调整模块,配置为根据确定的所述目标的属性和所述目标的标注的属性之间的差异,以及所述标注的掩模图和对所述样本图像进行语义分割后确定的所述样本图像的掩模图之间的差异,调整所述神经网络的网络参数值。
本申请实施例还提供了一种智能行驶装置,包括检测模块和指示模块,其中,
检测模块,配置为利用上述任意一种目标属性检测方法,检测智能行驶设备获取的道路图像中的车道线属性;
指示模块,配置为根据检测到的车道线属性,指示智能行驶设备在所述道路图像对应的道路上行驶。
本申请实施例还提出了一种电子设备,包括处理器和配置为存储能够在处理器上运行的计算机程序的存储器;其中,
所述处理器配置为运行所述计算机程序时,执行上述任意一种目标属性检测方法或上述任意一种神经网络训练方法或上述任意一种智能行驶方法。
本申请实施例还提出了一种计算机存储介质,其上存储有计算机程序,该计算机程序被处理器执行时实现上述任意一种目标属性检测方法或上述任意一种神经网络训练方法或上述任意一种智能行驶方法。
本申请实施例还提出了一种计算机程序,包括计算机可读代码,当所述计算机可读代码在电子设备中运行时,所述电子设备中的处理器执行用于实现上述任意一种目标属性检测方法或上述任意一种神经网络训练方法或上述任意一种智能行驶方法。
本申请实施例提出的一种目标属性检测方法、神经网络训练方法及智能行驶方法、装置、电子设备、计算机存储介质和计算机程序中,对待处理图像进行语义分割,确定所述待处理图像的掩模图,所述掩模图表征所述待处理图像中的目标的位置;根据所述掩模图,确定所述待处理图像的属性特征图中属于所述目标的属性特征;所述待处理图像的属性特征图表征所述待处理图像的属性;根据所述目标的属性特征,确定所述目标的属性。
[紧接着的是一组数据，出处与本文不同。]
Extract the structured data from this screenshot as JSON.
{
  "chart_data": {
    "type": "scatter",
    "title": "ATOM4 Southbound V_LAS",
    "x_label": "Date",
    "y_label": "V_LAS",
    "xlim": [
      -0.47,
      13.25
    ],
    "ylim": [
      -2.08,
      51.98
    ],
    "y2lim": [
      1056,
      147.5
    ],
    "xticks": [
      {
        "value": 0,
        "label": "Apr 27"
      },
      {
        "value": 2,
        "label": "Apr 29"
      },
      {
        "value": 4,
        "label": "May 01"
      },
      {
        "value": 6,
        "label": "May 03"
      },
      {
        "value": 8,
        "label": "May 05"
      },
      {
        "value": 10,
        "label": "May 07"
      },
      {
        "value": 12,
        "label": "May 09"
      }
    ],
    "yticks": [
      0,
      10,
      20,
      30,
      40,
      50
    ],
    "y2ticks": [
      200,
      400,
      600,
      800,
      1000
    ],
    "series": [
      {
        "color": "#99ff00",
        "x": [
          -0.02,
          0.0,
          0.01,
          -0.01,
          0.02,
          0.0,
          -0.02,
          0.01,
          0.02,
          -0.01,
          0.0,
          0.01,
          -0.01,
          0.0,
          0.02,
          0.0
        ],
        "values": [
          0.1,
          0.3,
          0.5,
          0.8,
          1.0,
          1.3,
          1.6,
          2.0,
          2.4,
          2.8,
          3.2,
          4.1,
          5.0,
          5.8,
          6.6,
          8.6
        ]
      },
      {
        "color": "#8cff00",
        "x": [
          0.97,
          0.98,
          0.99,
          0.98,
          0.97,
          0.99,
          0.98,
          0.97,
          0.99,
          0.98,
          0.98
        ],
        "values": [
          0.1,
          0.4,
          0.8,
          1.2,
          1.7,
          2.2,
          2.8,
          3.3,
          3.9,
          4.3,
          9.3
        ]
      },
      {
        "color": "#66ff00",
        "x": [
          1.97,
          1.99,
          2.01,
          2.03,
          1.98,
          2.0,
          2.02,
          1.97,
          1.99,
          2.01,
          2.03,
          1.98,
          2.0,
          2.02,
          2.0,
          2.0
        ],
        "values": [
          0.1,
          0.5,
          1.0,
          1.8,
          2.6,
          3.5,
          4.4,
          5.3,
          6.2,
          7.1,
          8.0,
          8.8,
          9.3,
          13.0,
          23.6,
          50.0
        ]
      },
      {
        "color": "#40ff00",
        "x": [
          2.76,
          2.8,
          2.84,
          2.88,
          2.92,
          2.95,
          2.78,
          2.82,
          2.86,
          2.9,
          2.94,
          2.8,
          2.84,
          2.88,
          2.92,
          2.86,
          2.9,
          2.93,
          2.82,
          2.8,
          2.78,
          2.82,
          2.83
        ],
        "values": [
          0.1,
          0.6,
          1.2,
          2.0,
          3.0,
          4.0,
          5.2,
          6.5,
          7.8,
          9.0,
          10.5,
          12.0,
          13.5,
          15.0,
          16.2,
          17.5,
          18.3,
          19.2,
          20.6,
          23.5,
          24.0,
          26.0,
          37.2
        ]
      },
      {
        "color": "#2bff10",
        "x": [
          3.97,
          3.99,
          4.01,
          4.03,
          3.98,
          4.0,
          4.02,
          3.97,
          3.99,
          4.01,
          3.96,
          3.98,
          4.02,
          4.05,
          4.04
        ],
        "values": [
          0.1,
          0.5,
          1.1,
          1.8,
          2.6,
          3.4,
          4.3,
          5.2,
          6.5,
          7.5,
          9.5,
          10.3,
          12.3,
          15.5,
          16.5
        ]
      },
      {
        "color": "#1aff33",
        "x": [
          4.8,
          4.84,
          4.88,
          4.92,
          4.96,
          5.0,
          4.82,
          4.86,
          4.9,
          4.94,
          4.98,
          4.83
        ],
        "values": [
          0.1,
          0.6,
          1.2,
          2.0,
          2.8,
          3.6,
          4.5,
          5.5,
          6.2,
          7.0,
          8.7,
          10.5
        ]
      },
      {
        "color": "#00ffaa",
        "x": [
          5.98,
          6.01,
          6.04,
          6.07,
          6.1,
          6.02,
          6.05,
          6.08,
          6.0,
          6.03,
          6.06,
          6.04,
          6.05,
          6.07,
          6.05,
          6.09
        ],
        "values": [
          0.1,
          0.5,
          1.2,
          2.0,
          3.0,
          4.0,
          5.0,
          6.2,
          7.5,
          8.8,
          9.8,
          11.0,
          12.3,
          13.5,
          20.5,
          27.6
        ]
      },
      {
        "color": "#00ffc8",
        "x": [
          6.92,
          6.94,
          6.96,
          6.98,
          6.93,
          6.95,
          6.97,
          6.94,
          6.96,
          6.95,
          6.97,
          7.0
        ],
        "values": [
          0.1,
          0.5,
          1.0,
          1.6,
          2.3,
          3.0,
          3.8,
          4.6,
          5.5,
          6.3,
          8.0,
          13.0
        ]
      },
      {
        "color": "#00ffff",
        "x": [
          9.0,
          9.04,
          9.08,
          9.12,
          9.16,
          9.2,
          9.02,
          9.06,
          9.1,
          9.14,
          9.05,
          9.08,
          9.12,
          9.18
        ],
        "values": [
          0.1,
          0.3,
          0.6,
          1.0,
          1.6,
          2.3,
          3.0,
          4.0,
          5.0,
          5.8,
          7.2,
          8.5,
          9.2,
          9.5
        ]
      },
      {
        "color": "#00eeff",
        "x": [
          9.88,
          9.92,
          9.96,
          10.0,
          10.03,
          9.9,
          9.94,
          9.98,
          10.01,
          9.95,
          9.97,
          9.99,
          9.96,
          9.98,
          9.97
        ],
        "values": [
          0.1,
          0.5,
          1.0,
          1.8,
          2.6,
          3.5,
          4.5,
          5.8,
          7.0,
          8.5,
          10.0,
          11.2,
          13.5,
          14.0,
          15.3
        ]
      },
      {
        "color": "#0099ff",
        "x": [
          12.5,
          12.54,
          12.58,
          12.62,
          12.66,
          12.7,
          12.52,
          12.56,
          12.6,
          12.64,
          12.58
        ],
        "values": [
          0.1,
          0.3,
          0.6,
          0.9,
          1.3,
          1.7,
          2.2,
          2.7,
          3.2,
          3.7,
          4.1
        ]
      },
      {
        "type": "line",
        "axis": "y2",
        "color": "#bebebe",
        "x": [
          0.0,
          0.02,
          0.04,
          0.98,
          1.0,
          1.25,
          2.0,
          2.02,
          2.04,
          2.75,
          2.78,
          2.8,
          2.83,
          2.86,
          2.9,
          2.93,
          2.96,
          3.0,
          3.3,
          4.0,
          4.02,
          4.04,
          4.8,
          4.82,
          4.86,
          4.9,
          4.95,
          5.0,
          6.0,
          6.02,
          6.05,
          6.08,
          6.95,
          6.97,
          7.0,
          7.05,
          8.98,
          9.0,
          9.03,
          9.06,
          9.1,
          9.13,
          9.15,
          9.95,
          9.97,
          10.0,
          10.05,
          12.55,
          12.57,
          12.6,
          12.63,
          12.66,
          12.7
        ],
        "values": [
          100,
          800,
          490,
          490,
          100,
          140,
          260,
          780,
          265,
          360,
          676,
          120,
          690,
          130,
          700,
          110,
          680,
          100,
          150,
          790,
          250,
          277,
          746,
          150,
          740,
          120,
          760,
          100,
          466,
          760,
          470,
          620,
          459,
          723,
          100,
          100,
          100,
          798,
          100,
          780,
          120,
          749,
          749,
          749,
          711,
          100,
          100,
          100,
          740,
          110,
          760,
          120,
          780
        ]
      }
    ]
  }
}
如此,本申请实施例提供的目标属性检测方法,将目标属性检测分为两个步骤,首先从待处理图像中确定出目标的位置,然后基于目标在待处理图像中的位置结合待处理图像的属性特征图,确定出目标的属性特征,然后根据目标的属性特征确定目标的属性,相比于根据目标在待处理图像中的位置处的像素确定目标所在区域的特征,根据确定的特征在对目标进行分类来说,首先避免了分类所要进行的特征提取,并且,本申请实施例提供的目标属性检测方法中提取的目标的属性特征更具有判别性,从而更准确地判别处目标的品种分类。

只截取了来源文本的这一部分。